Backstage the flight of our blue-clad hero is equally exciting. Peter Tofts, a twenty-eight year old Englishman ... stands poised on a 15-foot perch. At the very moment he hears the cue—"up, up, etc." he grabs the heavy rope dangling above him and leaps to the floor. (It's a little like see-saw, one man down and another up). Simultaneously, his assistant pulls on yet another rope which gives the strongest man on earth the necessary forward motion....
He considers Superman his hardest assignment to date. For one thing, flying 225-pound Bob Holiday is not like flying a small dancer—"A dancer gives you lift. Bob, just walks to his position and says, 'Like, fly me.'" To meet this challenge, Peter has designed special equipment in cahoots with scenic builder Peter Feller....
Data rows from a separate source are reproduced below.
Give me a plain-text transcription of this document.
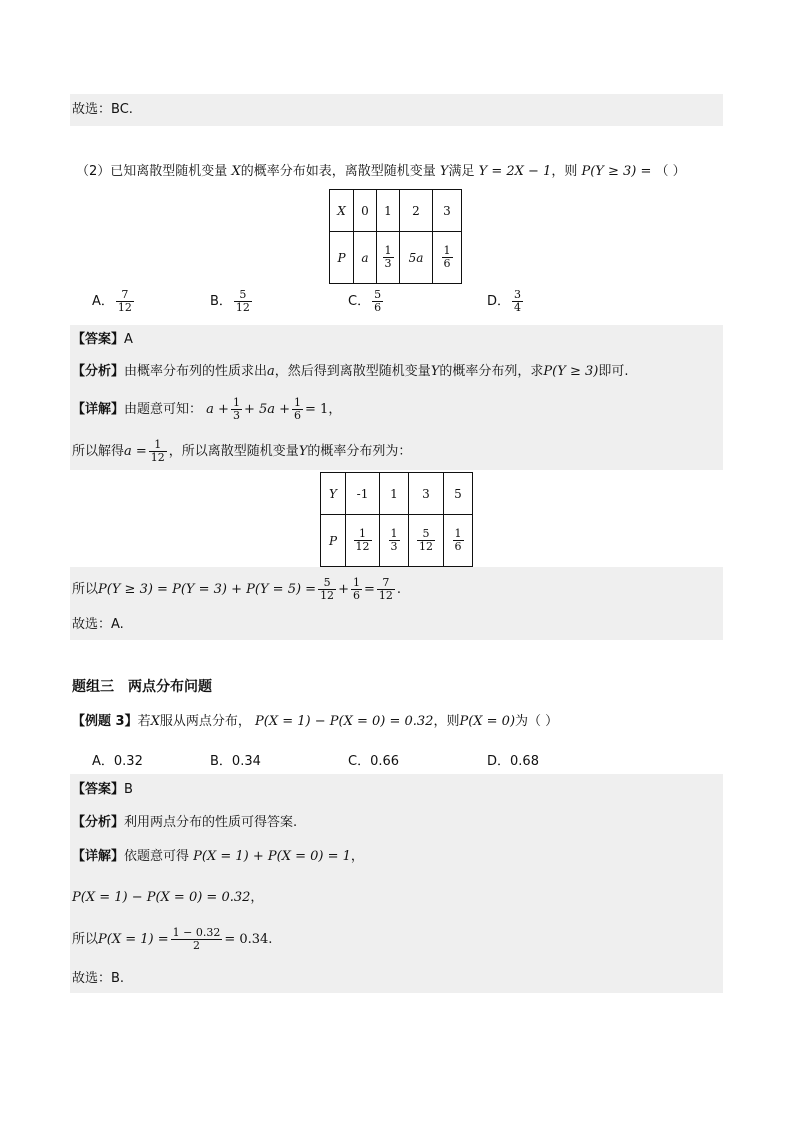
故选：BC.
（2）已知离散型随机变量 X的概率分布如表，离散型随机变量 Y满足 Y = 2X − 1，则 P(Y ≥ 3) = （ ）
X	0	1	2	3
P	a	$\frac{1}{3}$	5a	$\frac{1}{6}$
A． $\frac{7}{12}$	B． $\frac{5}{12}$	C． $\frac{5}{6}$	D． $\frac{3}{4}$
【答案】A
【分析】由概率分布列的性质求出a，然后得到离散型随机变量Y的概率分布列，求P(Y ≥ 3)即可.
【详解】由题意可知： $a + \frac{1}{3} + 5a + \frac{1}{6} = 1$，
所以解得$a = \frac{1}{12}$ ，所以离散型随机变量Y的概率分布列为：
Y	-1	1	3	5
P	$\frac{1}{12}$	$\frac{1}{3}$	$\frac{5}{12}$	$\frac{1}{6}$
所以$P(Y \ge 3) = P(Y = 3) + P(Y = 5) = \frac{5}{12} + \frac{1}{6} = \frac{7}{12}$ .
故选：A.
题组三　两点分布问题
【例题 3】若X服从两点分布， P(X = 1) − P(X = 0) = 0.32，则P(X = 0)为（ ）
A．0.32	B．0.34	C．0.66	D．0.68
【答案】B
【分析】利用两点分布的性质可得答案.
【详解】依题意可得 P(X = 1) + P(X = 0) = 1，
P(X = 1) − P(X = 0) = 0.32，
所以$P(X = 1) = \frac{1 - 0.32}{2} = 0.34$.
故选：B.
For the most part, it's been smooth flying and happy landings at the Alvin—"although one night a shackle broke and poor Bob was dropped six feet onto the stage in a heap." Another time, to the audience's enormous amusement, the stagehand, whose job it was to fasten Superman to the wire which lifts him from the stage, let go of the wire so that it swung out on the stage. Bob Holiday, keeping his cool, said to the audience "excuse me," walked calmly across the stage, retrieved the wire and handed it back to the stagehand who was hidden behind a piece of scenery. "The audience roared and when Superman flew off the stage there was a deafening applause."
Well, as they say in Show Biz, "That's the fly game."